Le revenu universel a fait du chemin depuis sa conception au XVIe siècle. Ses expérimentations ont toutes réussi. (Partie 1)

Une « utopie pour réalistes ». C’est ainsi que Rutger Bregman, l’auteur de cet article, définit le revenu universel. Utopique, parce que l’idée d’un revenu mensuel accordé inconditionnellement à tous les citoyens majeurs du pays semble sortir d’un songe de doux rêveurs ; réaliste, parce qu’au fil des quatre chapitres qui suivent, le journaliste néerlandais démontre minutieusement que l’idée est réalisable (en s’appuyant sur de nombreuses expérimentations réussies). Si elle n’a jamais été appliquée au niveau national, toutes les expériences menées sur la planète ont été un succès, quelle que soit la période de l’histoire à laquelle elles ont eu lieu.

L’Utopie de Thomas More

C’est qu’avant de figurer en bonne place dans le programme de Benoît Hamon, contribuant à sa victoire à la primaire de la gauche le dimanche 29 janvier dernier, l’idée d’un revenu universel a fait du chemin. Ainsi, lorsqu’il publie L’Utopie en 1516, l’homme politique et philosophe anglais Thomas More y fait déjà référence.
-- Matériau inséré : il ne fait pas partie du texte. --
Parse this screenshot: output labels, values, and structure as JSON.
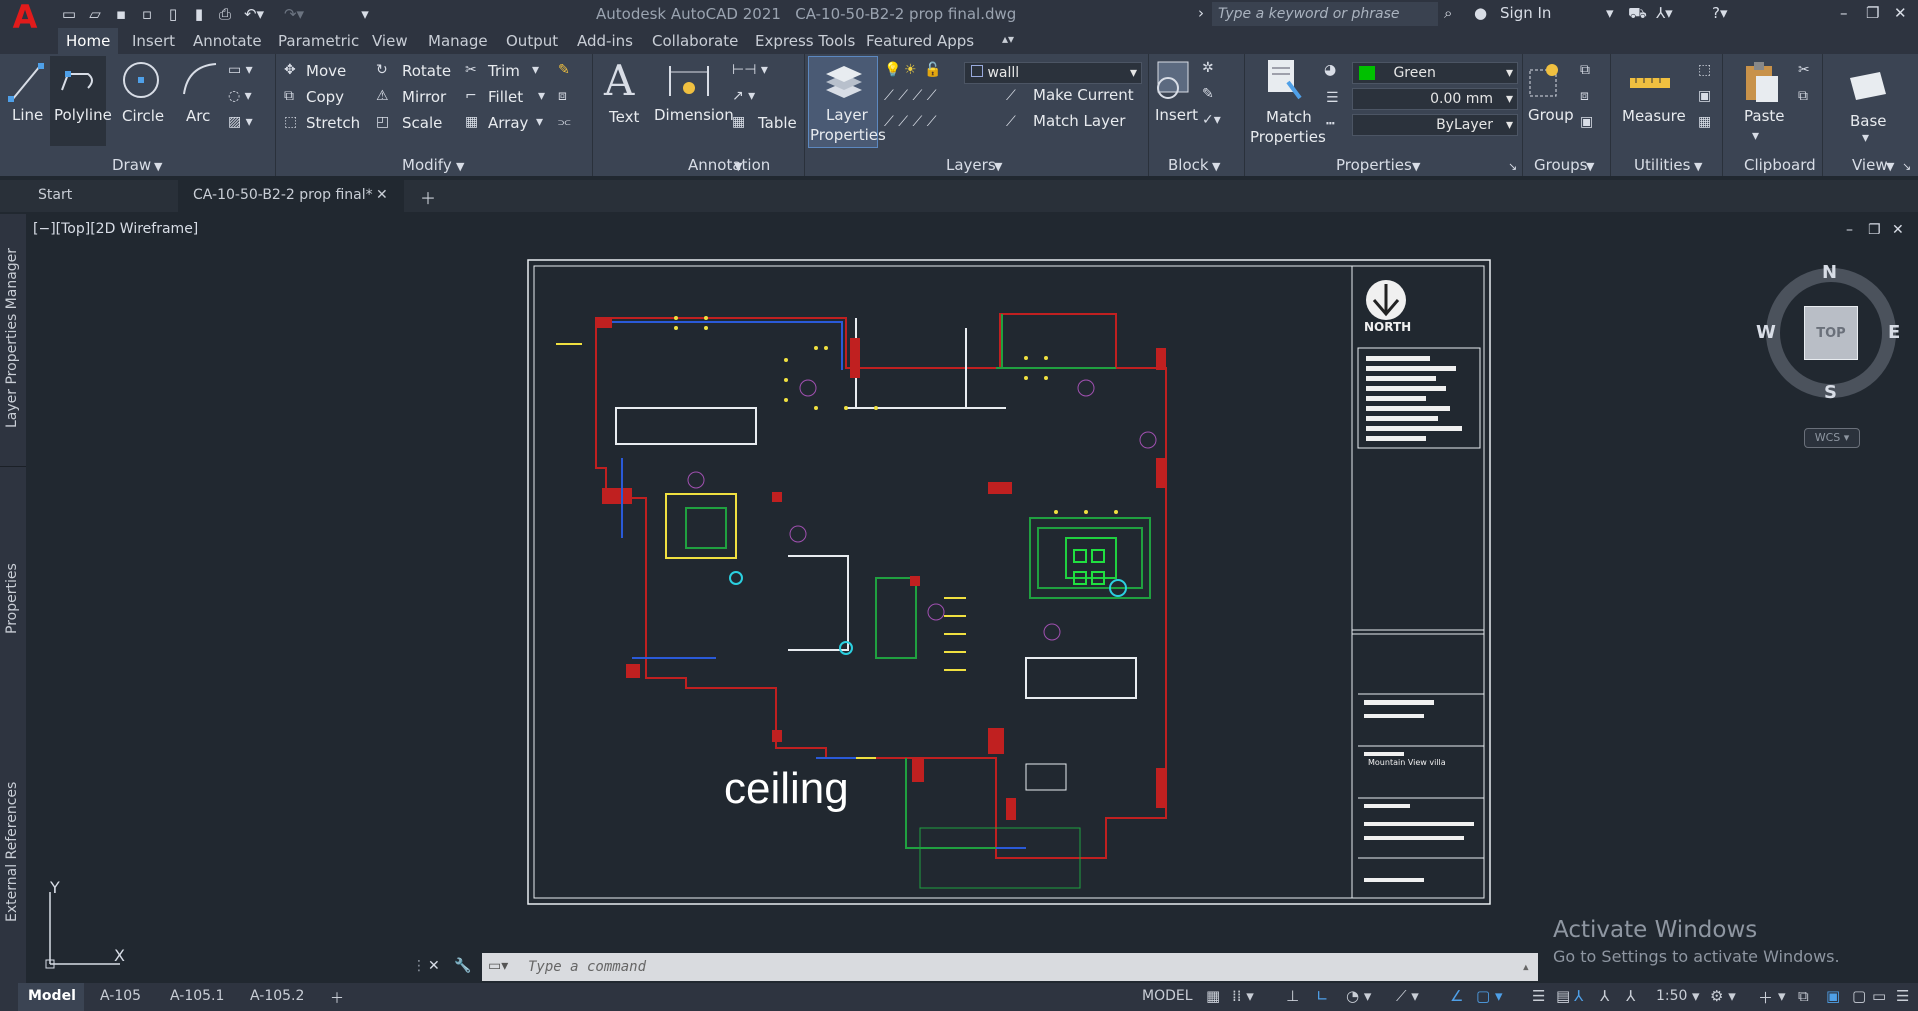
{
  "app": {
    "title": "Autodesk AutoCAD 2021",
    "filename": "CA-10-50-B2-2 prop final.dwg",
    "logo": "A",
    "search_placeholder": "Type a keyword or phrase",
    "sign_in": "Sign In"
  },
  "ribbon_tabs": [
    "Home",
    "Insert",
    "Annotate",
    "Parametric",
    "View",
    "Manage",
    "Output",
    "Add-ins",
    "Collaborate",
    "Express Tools",
    "Featured Apps"
  ],
  "draw": {
    "line": "Line",
    "polyline": "Polyline",
    "circle": "Circle",
    "arc": "Arc",
    "title": "Draw"
  },
  "modify": {
    "move": "Move",
    "rotate": "Rotate",
    "trim": "Trim",
    "copy": "Copy",
    "mirror": "Mirror",
    "fillet": "Fillet",
    "stretch": "Stretch",
    "scale": "Scale",
    "array": "Array",
    "title": "Modify"
  },
  "annotation": {
    "text": "Text",
    "dimension": "Dimension",
    "table": "Table",
    "title": "Annotation"
  },
  "layers": {
    "layer_properties_1": "Layer",
    "layer_properties_2": "Properties",
    "current_layer": "walll",
    "make_current": "Make Current",
    "match_layer": "Match Layer",
    "title": "Layers"
  },
  "block": {
    "insert": "Insert",
    "title": "Block"
  },
  "properties": {
    "match_1": "Match",
    "match_2": "Properties",
    "color": "Green",
    "lineweight": "0.00 mm",
    "linetype": "ByLayer",
    "title": "Properties"
  },
  "groups": {
    "group": "Group",
    "title": "Groups"
  },
  "utilities": {
    "measure": "Measure",
    "title": "Utilities"
  },
  "clipboard": {
    "paste": "Paste",
    "title": "Clipboard"
  },
  "view_panel": {
    "base": "Base",
    "title": "View"
  },
  "doc_tabs": {
    "start": "Start",
    "active": "CA-10-50-B2-2 prop final*"
  },
  "viewport": {
    "controls": "[−][Top][2D Wireframe]"
  },
  "side_palettes": [
    "Layer Properties Manager",
    "Properties",
    "External References"
  ],
  "drawing": {
    "label": "ceiling",
    "north": "NORTH",
    "project": "Mountain View villa"
  },
  "viewcube": {
    "n": "N",
    "s": "S",
    "e": "E",
    "w": "W",
    "top": "TOP",
    "wcs": "WCS"
  },
  "ucs": {
    "x": "X",
    "y": "Y"
  },
  "command": {
    "placeholder": "Type a command"
  },
  "layout_tabs": [
    "Model",
    "A-105",
    "A-105.1",
    "A-105.2"
  ],
  "status": {
    "model": "MODEL",
    "scale": "1:50"
  },
  "watermark": {
    "line1": "Activate Windows",
    "line2": "Go to Settings to activate Windows."
  },
  "colors": {
    "bg": "#212830",
    "ribbon": "#3b4453",
    "accent": "#e21b1b",
    "green": "#00c000"
  }
}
Et pour cause, elle est pensée pour la première fois par son ami et collègue, l’Espagnol Juan Luis Vives, jamais avare de réflexions visant à réformer l’organisation sociale sous un jour plus humaniste. En 1526, après avoir fui l’Inquisition espagnole en 1509 et étudié à la Sorbonne, c’est réfugié à Louvain – où séjournent Thomas More et d’autres humanistes – qu’il fait paraître De Subventione pauperum, « De l’Assistance aux pauvres ». Ce traité, adressé aux magistrats de Bruges où sévit une pauvreté qui l’écœure, contient pour la première fois l’idée d’un moyen de subsistance accordé à tous, aux pauvres comme aux riches.

« Même ceux qui ont dilapidé leur fortune dans une vie dissolue – dans les jeux, les prostituées, le luxe excessif, la gloutonerie et les paris – devraient avoir de quoi manger, car personne ne devrait mourir de faim », écrit ce philosophe juif converti au catholicisme, né à Valence. Sa pensée inspirera certaines villes des environs de mettre en place les premières expérimentations, comme la municipalité flamande d’Ypres. Depuis lors, sa thèse a traversé les âges et les esprits de bon nombre de penseurs.
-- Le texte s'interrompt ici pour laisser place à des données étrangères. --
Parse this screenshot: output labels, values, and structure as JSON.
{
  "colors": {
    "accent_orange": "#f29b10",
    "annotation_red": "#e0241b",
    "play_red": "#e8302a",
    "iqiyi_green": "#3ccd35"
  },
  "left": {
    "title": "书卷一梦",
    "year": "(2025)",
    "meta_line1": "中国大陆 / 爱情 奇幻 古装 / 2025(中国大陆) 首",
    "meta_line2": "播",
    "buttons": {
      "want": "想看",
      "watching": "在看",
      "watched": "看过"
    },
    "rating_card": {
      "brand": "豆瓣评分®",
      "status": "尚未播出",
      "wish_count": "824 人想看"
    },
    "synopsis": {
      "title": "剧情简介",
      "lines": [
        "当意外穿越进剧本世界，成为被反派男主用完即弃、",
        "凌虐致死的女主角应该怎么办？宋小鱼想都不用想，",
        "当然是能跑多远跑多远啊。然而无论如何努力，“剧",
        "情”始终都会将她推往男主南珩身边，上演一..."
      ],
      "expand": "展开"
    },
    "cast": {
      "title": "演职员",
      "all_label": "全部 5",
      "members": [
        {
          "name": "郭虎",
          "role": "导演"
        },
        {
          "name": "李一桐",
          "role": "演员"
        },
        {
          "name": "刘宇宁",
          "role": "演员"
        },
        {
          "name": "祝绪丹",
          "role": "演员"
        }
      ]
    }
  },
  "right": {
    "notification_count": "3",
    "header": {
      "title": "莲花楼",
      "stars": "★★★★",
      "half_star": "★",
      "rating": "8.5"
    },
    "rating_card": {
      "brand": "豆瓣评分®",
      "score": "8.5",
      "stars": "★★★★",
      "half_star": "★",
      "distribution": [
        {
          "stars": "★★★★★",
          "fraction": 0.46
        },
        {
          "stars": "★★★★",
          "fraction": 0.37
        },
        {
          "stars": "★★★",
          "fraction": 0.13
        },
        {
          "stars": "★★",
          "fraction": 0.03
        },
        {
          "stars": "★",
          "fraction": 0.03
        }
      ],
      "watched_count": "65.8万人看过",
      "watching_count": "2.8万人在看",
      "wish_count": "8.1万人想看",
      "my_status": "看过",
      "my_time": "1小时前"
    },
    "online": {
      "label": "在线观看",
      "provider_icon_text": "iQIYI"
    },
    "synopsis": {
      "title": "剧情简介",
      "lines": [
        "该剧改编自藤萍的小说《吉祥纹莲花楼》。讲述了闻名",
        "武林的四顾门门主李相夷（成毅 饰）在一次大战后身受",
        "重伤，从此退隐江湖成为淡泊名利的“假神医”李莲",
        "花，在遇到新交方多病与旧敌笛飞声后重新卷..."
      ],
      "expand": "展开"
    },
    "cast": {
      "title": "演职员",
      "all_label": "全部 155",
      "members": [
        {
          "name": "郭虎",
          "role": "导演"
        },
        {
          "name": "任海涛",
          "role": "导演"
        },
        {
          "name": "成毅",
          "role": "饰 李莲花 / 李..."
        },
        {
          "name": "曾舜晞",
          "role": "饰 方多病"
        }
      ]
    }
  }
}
En 1895, dans La Machine à explorer le temps, H. G. Wells décrit une société des Eloïs reposant sur un revenu universel pour pallier au chômage causé par l’automatisation généralisée de leur société. Dans son dernier livre paru en 1967, Où allons-nous ? la dernière chance de la démocratie américaine, Martin Luther King écrit sa conviction qu’il est possible de créer un « revenu garanti » pour tous les citoyens américains.
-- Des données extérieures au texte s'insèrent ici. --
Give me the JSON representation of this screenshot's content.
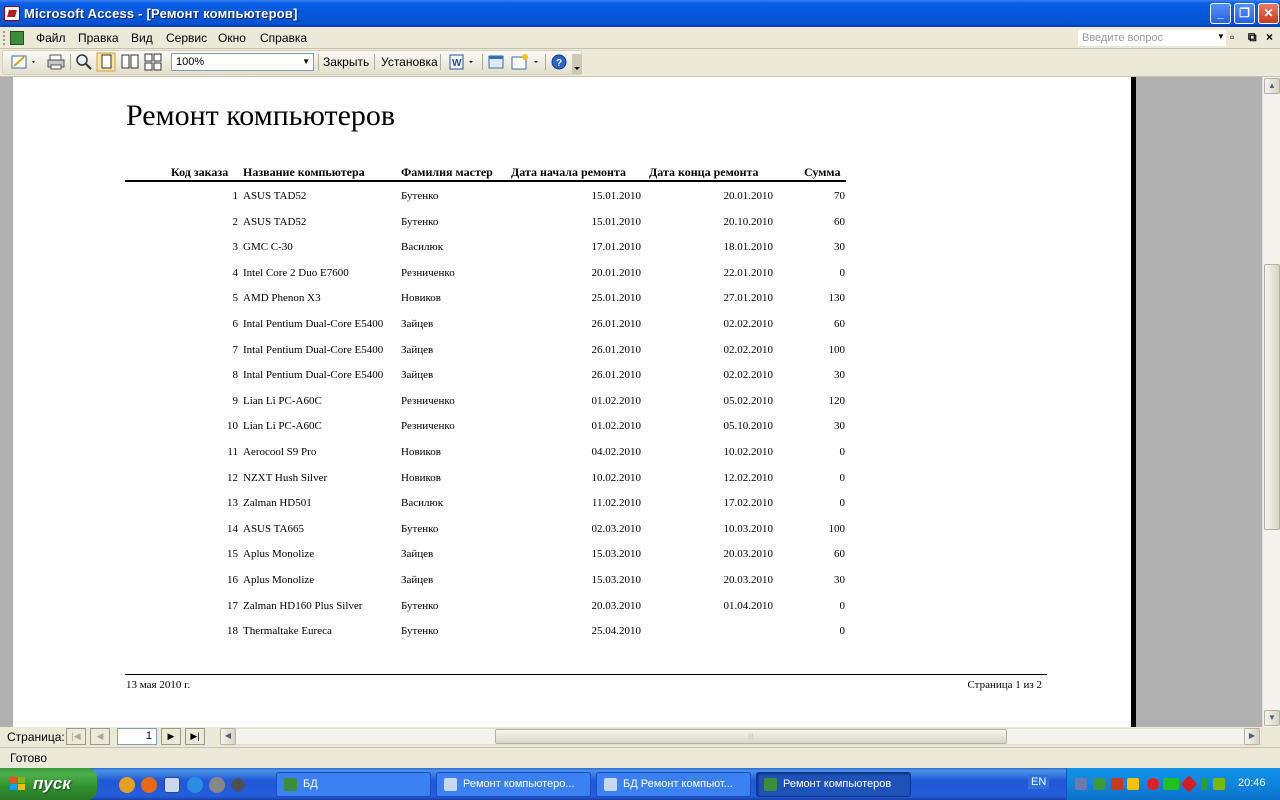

Aujourd’hui, tandis que des expériences ont lieu en ce moment-même au Rwanda, en Finlande ou en Inde, c’est dans le débat public français que le revenu universel a fait son entrée, principalement par l’intermédiaire du candidat socialiste Benoît Hamon. Le 22 mai 2016, un groupe de travail de la Fondation Jean Jaurès, proche du PS, a remis au gouvernement un rapport intitulé « Revenu de base, de l’utopie à la réalité ? », qui proposait différents scénarios dans la perspective d’une mise en application de l’allocation universelle. C’est pour le second qu’a opté Benoît Hamon – de 750 €, soit 504 Md€ de dépenses, ou 24 % du PIB, finançables d’après le rapport.

Quoiqu’il advienne dans les prochains mois, il est peu probable qu’un revenu universel voit le jour à l’échelle de la nation avant plusieurs années. Mais maintenant qu’il est omniprésent dans le débat politique français, l’article qui suit vous éclairera, au-delà des idées, sur les différentes occasions au cours desquelles l’idée a été testée, pour des résultats enthousiasmants.

Crédits : Jim Cooke

Les sans-abris de Londres

Londres, mai 2009. C’est le début d’une petite expérience réalisée avec treize hommes sans-abris. Des vétérans de la rue. Certains d’entre eux dorment sur le pavé froid de la City, le centre financier de l’Europe, depuis plus de 40 ans. Leur présence est loin de ne rien coûter. Entre la police, l’assistance juridique et les soins de santé, les treize hommes coûtent des milliers de livres aux contribuables. Chaque année.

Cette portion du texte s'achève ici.